Personal data empowerment: Time for a fairer data deal

Personal data issues have risen in complexity and scale over the last 5-10 years. Aggregation, sharing and analysis are becoming readily available to organisations and individuals via new tools and services. There are opportunities for consumers to apply insight from personal data to become more empowered, as well as exercise their rights to privacy and control.

Yet the personal data explosion brings huge risks too, and campaigners are all too often left playing catch up with the powerful companies who are pushing at the boundaries with new developments and dominating the conversation about our understanding of consumer attitudes and responses to change.

The attention of consumer and privacy advocates has rightly been focused on identifying and mitigating risks, and we wholeheartedly support the resolute consumer advocacy during the negotiation process over EU data protection regulations, making sure crucial lines are held and key protections are strengthened.

However, while focusing on mitigating current risks, we must not lose sight of the potential for consumers to utilise and share their data in new ways to unlock value and enable better outcomes.

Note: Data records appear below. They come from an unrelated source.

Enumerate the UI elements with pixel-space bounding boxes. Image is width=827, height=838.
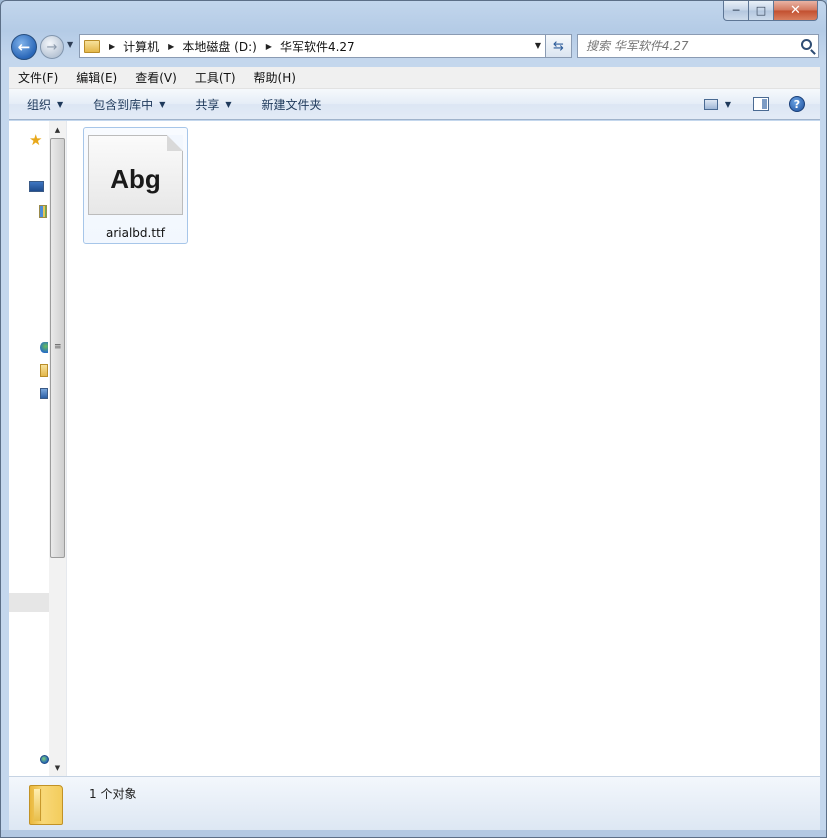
window-bottom-border bbox=[1, 830, 826, 837]
scroll-up-arrow-icon[interactable]: ▲ bbox=[49, 121, 66, 138]
include-in-library-button[interactable]: 包含到库中 ▼ bbox=[93, 89, 165, 119]
details-pane: 1 个对象 bbox=[9, 776, 820, 830]
toolbar-right-group: ▼ ? bbox=[703, 89, 820, 119]
chevron-right-icon[interactable]: ▶ bbox=[168, 42, 174, 51]
minimize-button[interactable]: ─ bbox=[723, 1, 749, 21]
back-button[interactable]: ← bbox=[11, 34, 37, 60]
share-button[interactable]: 共享 ▼ bbox=[195, 89, 231, 119]
refresh-button[interactable]: ⇆ bbox=[545, 34, 572, 58]
dropdown-arrow-icon: ▼ bbox=[159, 99, 166, 109]
new-folder-label: 新建文件夹 bbox=[261, 97, 322, 112]
refresh-icon: ⇆ bbox=[553, 38, 564, 54]
title-bar[interactable]: ─ □ ✕ bbox=[1, 1, 826, 31]
command-bar: 组织 ▼ 包含到库中 ▼ 共享 ▼ 新建文件夹 ▼ ? bbox=[9, 89, 820, 120]
search-input[interactable] bbox=[586, 39, 796, 53]
network-icon[interactable] bbox=[40, 342, 48, 353]
folder-icon[interactable] bbox=[40, 364, 48, 377]
breadcrumb-current-folder[interactable]: ▶ 华军软件4.27 bbox=[257, 35, 355, 57]
desktop-monitor-icon[interactable] bbox=[29, 181, 44, 192]
close-button[interactable]: ✕ bbox=[774, 1, 818, 21]
menu-help[interactable]: 帮助(H) bbox=[245, 67, 305, 88]
folder-large-icon bbox=[29, 785, 63, 825]
scrollbar-grip-icon: ≡ bbox=[54, 342, 62, 352]
font-file-icon: Abg bbox=[88, 135, 183, 215]
font-preview-text: Abg bbox=[110, 164, 161, 194]
recent-pages-dropdown-icon[interactable]: ▼ bbox=[67, 40, 73, 49]
include-in-library-label: 包含到库中 bbox=[93, 97, 154, 112]
navigation-row: ← → ▼ ▶ 计算机 ▶ 本地磁盘 (D:) ▶ 华军软件4.27 ▼ ⇆ bbox=[1, 31, 826, 63]
breadcrumb-local-disk[interactable]: ▶ 本地磁盘 (D:) bbox=[159, 35, 257, 57]
breadcrumb-label[interactable]: 华军软件4.27 bbox=[280, 38, 355, 55]
breadcrumb-computer[interactable]: ▶ 计算机 bbox=[100, 35, 159, 57]
folder-icon bbox=[84, 39, 100, 53]
explorer-window: ─ □ ✕ ← → ▼ ▶ 计算机 ▶ 本地磁盘 (D:) ▶ 华军软件4.27… bbox=[0, 0, 827, 838]
chevron-right-icon[interactable]: ▶ bbox=[266, 42, 272, 51]
new-folder-button[interactable]: 新建文件夹 bbox=[262, 89, 322, 119]
navigation-pane[interactable]: ★ ▲ ≡ ▼ bbox=[9, 121, 67, 776]
favorites-star-icon[interactable]: ★ bbox=[29, 131, 42, 149]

Our work with consumers, businesses and regulators makes us acutely aware that a new vision for personal data empowerment, built around consumer attitudes and values, is required. The key factors driving this are:

  • disillusionment with the status quo and lack of faith in the notice and consent model to reassure trust

  • ties to the dominant business model of data gathering and sale as the only way to run digital services

  • the potential for data to empower consumers towards better outcomes

  • the consumer appetite for data sharing under particular conditions

  • the complexities of consumer attitudes towards privacy and personal data, and the lack of means to express this

  • low awareness of more imaginative ways to control and manage personal data.

We feel that now is the right time to articulate a fresh vision of personal data empowerment: one that sees the value of data shared more evenly amongst both the consumers who generate data and the organisations that use it; one that balances safeguards with the ability to innovate and one that contributes towards a more stable personal data ecosystem that better serves consumers in the 21st century.

This report will present an analysis of the data-driven economy from a consumer perspective, together with the results of qualitative research undertaken with leading thinkers, regulators, policy makers and practitioners, and an analysis of new emerging trends in personal data empowerment.